Distributed Denial of Service (DDoS) attacks have been a prevalent method of disrupting service delivery from web sites and other Internet- based services for a long time.
The basic method employed is to flood servers with so many requests or data packets that they can’t cope, and therefore fail to provide a service to any legitimate users. In recent years, more sophisticated attacks that target specific applications or protocols have also emerged. The attacks often use compromised clients and servers on the internet to generate the requests. Increasingly there are also attacks using hijacked Internet of Things (IoT) devices as many of the current wave of IoT devices have very poor security protection.
DDoS attacks can be targeted at several layers of the network stack. The original kind of attack operated at the infrastructure layer, or layers 2 to 4 in OSI network stack terms. These are the traditional flood the network type of attacks that simply overwhelm the servers providing services. There are several types of infrastructure layer attack that flood the network.
|SYN Flood||SYN Flood Uses the TCP handshake protocol to tie up a receiving server until it times out. Attacker sends a SYN command to initiate a TCP connection. Receiver then sends back an ACK to acknowledge it, but attacker doesn’t send the usual 3rd step to confirm the response. The attacked server waits until the session times out.
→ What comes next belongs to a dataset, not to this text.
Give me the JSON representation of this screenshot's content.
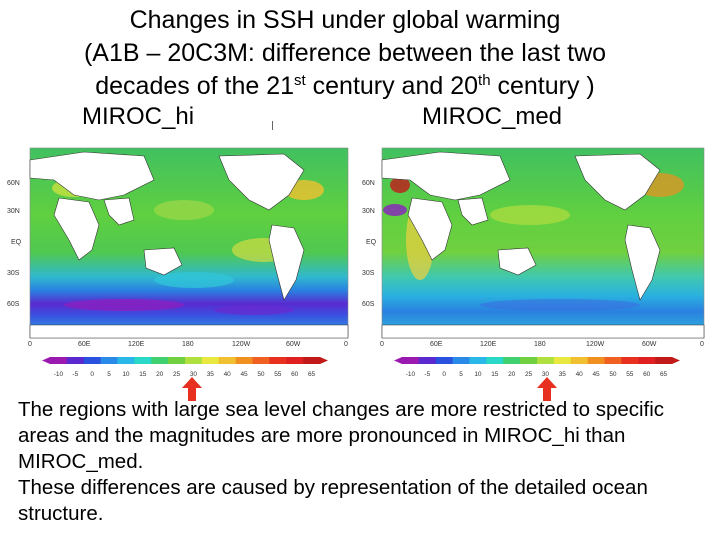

Many of these prevent real requests being serviced.|
|TCP Reset||Fake TCP reset commands are sent to the server, causing it to drop its TCP connection|
|UDP Storm||UDP does not require a handshake like TCP does. This makes it vulnerable to random UDP based requests. When an attacker sends a UDP request for a service on a random UDP port that doesn’t exist on the attacked server it’ll respond with a destination unreachable response. When many unfulfillable UDP requests are sent, the attacked server gets overwhelmed trying to respond.|
|Reflected DNS||This is an attack that uses spoofed IP addresses in requests sent to DNS servers so that the DNS servers return a large amount of data to the attacked server. The DNS responses are reflected to the attacked server rather than the initiator of the request. The same attack type works for time servers on the network but using reflected NTP requests rather than DNS. Both types of reflected attack usually use amplification techniques to inflate the data sent to the attacked server. It’s not uncommon to have amplification of message sizes of 70 times or more. This amount of data overwhelms the attacked servers.|
As protection against infrastructure layer DDoS attacks has matured attackers have developed methods that target the upper layers of the network stack. Especially at the application layer, or Layer 7 in OSI terms. Application Layer attacks are harder to defend against than infrastructure layer attacks, but LoadMaster, as an application delivery controller, load balancer, and security tool, is ideally placed from a logical perspective on the network to guard against them. LoadMaster has built in features that are tailored to extend the DDoS protection to the application layer.
|GET flood||In GET flood attacks the published URLs for applications and services on a server are repeatedly requested over and over. This prevents other legitimate requests from being serviced in acceptable timeframes.|
|POST flood||This attack uses a tool developed for the single purpose of targeting web sites. Only the web service is affected by the attack leaving other services running normally. The tool opens multiple connections and holds them open as long as possible by sending partial HTTP requests that never complete. Eventually the web service runs out of connections and is essentially unavailable.|
In addition to the deployment of Kemp LoadMaster as a core part of any DDoS protection, there are other steps that can be taken. All network devices such as firewalls, routers, and intrusion detection systems should be kept up to date with the latest software releases.
Important services should be distributed across multiple servers, with LoadMaster managing connections to them. If possible, the servers should be distributed over more than one network data center. A good option is to put capacity in a cloud service like Azure or AWS, possibly in a hybrid or a pure cloud deployment. Again, with LoadMaster handling requests and distributing load across the servers irrespective of their location.